Como también la contempla el Estatuto de Autonomía del País Vasco (Comunidad que aún no ha asumido esas competencias, pero que también tiene derecho a ello). No obstante, Casado ya está contaminando a la opinión pública, manifestando que el gobierno Sánchez está hipotecado por “los terroristas y separatistas”, al tener intención de que el gobierno español realice el traspaso de competencias en materia de ejecución penitenciaria a la Comunidad vasca. Y los Estatutos vasco y catalán se aprobaron cuando gobernaba la UCD de Adolfo Suárez, no en los gobiernos socialistas de Felipe González. Y luego, por otro lado, Casado reivindica la figura de Suárez y el espíritu de la transición. Ya quisiera él poseer la misma entidad ético política, la talla, la formación y la capacidad de diálogo que los líderes de la transición.

Y siguiendo la estela de las mentiras de Casado nos encontramos con la candidata a la Comunidad de Madrid por su partido, Isabel Díaz Ayuso, que en la presentación de su candidatura se ha definido a sí misma “fan de la constitución”, reivindicando el diálogo de la transición; claro, eso sí, reivindica el diálogo, pero cuando ellos lo practican porque cuando lo hacen otros lo califican de “bajada de pantalones ante el independentismo, el separatismo y el terrorismo”. Esta señora también ha tenido el feo detalle de manifestar que “la fiscalía pide más pena para Cristina Cifuentes, por un presunto delito de falsificación, que para Ana Julia Quezada, presunta autora del crimen del niño Gabriel”. Ya se necesita “tener bemoles” para mentir tan descaradamente y sin despeinarse.

Muchas de esas mentiras, que, como todas, tienen las patas muy cortas, se están poniendo de manifiesto en las declaraciones testificales de miembros del anterior gobierno (de M. Rajoy, Zoido ó Sáenz de Santamaría) y de algunos que fueron designados como mediadores (en otros momentos como el actual lo han definido como relator, aunque con la misma finalidad). Es el caso de Íñigo Urkullo, presidente de Euskadi, al que, naturalmente, Yo le creo más que a M. Rajoy y su séquito.

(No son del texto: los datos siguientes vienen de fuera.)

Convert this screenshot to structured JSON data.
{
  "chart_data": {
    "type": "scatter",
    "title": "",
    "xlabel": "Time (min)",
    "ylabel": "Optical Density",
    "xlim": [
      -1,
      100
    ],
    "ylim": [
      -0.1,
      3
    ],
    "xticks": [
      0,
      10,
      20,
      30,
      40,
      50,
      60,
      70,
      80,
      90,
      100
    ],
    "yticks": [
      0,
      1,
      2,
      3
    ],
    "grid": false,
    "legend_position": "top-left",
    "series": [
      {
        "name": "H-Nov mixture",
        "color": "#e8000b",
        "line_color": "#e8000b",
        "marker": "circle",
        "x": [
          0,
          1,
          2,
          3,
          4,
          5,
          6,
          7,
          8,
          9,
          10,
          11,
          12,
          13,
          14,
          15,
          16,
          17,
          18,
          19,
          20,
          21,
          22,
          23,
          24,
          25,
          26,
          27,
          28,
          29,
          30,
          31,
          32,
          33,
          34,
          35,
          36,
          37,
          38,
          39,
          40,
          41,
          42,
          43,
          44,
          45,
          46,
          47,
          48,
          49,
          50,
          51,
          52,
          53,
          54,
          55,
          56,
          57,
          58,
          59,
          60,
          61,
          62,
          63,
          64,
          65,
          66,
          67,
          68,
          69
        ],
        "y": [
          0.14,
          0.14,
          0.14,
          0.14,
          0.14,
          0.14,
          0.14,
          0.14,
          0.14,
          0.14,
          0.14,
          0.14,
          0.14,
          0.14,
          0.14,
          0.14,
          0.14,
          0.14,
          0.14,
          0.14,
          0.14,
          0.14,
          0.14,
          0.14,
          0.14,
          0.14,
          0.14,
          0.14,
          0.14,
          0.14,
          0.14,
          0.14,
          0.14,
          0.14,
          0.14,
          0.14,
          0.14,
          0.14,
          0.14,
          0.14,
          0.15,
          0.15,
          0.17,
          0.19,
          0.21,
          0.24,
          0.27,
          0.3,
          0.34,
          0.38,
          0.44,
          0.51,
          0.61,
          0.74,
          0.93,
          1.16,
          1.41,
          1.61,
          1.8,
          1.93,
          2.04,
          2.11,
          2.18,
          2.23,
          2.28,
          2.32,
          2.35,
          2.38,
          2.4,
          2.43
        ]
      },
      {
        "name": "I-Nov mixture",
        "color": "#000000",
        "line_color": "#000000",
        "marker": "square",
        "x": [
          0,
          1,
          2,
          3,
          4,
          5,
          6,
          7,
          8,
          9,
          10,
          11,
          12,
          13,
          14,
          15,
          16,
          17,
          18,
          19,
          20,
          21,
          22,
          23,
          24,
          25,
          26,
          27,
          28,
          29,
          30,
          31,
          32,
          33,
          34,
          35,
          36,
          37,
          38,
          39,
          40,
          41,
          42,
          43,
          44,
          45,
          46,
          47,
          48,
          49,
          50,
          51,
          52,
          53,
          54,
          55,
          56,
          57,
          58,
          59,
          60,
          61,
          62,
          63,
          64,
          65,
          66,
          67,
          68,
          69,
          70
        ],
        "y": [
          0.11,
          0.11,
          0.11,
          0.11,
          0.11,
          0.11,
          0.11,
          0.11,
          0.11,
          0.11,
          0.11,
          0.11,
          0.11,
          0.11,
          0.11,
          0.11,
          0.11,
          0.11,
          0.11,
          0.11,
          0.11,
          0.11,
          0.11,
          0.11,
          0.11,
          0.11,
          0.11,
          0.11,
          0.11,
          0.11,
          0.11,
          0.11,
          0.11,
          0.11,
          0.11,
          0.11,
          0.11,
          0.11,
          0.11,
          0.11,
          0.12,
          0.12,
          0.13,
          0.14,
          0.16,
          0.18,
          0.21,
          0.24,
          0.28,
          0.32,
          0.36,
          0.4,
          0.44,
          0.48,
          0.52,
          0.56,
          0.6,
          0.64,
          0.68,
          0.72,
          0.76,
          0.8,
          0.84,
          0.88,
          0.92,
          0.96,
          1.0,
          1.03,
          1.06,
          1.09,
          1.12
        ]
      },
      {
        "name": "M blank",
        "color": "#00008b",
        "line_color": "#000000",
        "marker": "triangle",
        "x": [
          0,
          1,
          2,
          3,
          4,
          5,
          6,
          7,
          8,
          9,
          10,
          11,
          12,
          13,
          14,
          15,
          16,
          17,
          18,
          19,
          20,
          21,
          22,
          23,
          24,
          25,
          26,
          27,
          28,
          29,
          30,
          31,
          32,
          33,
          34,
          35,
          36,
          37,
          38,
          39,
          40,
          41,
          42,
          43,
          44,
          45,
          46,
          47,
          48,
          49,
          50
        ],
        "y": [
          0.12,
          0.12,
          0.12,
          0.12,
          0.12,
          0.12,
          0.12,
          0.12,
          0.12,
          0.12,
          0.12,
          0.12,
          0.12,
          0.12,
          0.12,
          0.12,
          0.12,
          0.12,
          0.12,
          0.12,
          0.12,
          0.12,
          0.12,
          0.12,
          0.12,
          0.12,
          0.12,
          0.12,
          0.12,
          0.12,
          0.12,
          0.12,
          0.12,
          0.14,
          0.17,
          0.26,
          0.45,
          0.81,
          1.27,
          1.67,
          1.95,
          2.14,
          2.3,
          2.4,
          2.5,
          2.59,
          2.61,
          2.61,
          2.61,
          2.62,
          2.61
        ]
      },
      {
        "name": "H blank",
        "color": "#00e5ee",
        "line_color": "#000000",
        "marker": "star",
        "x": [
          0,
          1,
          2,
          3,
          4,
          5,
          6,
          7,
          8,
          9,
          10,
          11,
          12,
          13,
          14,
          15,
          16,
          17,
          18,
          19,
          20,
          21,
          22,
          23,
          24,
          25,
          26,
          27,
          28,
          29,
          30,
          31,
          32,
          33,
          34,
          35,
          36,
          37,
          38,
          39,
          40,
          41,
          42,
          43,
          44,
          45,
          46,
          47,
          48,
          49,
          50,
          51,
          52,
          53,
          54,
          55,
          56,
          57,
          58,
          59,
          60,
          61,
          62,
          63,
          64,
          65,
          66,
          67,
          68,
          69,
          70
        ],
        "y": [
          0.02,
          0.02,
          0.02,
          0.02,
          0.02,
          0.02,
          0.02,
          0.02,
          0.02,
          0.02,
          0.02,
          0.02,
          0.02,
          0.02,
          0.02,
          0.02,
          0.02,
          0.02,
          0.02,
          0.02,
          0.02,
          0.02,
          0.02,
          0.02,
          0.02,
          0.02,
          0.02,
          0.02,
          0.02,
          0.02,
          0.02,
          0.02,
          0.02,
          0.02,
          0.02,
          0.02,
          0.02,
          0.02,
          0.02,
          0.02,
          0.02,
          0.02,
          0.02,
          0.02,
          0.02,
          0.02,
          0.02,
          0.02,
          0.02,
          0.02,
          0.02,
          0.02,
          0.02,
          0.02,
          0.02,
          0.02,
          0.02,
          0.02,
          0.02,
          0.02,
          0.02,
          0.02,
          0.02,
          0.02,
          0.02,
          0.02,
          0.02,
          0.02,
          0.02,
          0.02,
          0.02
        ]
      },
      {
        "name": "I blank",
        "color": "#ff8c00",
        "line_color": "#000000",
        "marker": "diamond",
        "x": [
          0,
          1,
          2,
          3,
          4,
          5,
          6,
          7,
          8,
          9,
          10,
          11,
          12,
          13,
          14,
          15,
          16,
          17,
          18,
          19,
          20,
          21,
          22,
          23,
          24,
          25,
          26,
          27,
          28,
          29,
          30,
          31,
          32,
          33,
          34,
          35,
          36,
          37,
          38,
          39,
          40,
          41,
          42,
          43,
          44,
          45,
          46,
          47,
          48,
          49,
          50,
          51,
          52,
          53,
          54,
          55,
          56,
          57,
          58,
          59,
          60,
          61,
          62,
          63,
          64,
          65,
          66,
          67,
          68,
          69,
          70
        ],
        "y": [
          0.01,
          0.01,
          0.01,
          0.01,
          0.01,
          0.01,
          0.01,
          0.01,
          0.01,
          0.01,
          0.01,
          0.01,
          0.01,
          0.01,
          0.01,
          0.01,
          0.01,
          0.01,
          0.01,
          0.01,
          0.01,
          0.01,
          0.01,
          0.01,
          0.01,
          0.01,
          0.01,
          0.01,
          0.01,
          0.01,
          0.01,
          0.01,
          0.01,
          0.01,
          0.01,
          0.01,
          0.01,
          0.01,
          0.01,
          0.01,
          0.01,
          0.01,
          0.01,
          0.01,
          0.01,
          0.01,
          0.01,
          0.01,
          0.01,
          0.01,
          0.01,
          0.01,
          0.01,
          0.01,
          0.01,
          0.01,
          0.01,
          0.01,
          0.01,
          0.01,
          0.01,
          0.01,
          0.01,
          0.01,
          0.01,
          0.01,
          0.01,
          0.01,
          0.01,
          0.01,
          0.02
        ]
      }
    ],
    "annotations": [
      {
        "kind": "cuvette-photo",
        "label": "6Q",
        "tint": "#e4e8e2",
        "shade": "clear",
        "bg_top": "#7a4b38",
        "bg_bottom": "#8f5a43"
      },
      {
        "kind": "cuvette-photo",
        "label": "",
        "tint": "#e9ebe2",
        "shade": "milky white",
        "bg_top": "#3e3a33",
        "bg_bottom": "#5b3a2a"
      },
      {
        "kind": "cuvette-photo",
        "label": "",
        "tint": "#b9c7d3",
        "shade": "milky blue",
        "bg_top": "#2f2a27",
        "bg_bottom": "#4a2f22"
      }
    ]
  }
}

El PP y también muchos líderes de Ciudadanos (de los de Vox no hablo, porque para éstos es su programa político), están atravesando una línea roja muy peligrosa; del insulto a la inteligencia están pasando al sopapo a la misma. Y como sigamos así, subirán un peldaño más, que sería el inicio de la destrucción del sistema democrático. Los ciudadanos no podemos permitir que sigan en esa línea. Por desgracia, ya hemos sufrido históricamente en nuestras propias carnes las apelaciones necrófilas del “viva la muerte y muera la inteligencia”. ¡LOS CIUDADANOS NO PODEMOS PERMITIR QUE ESTO VUELVA A PASAR!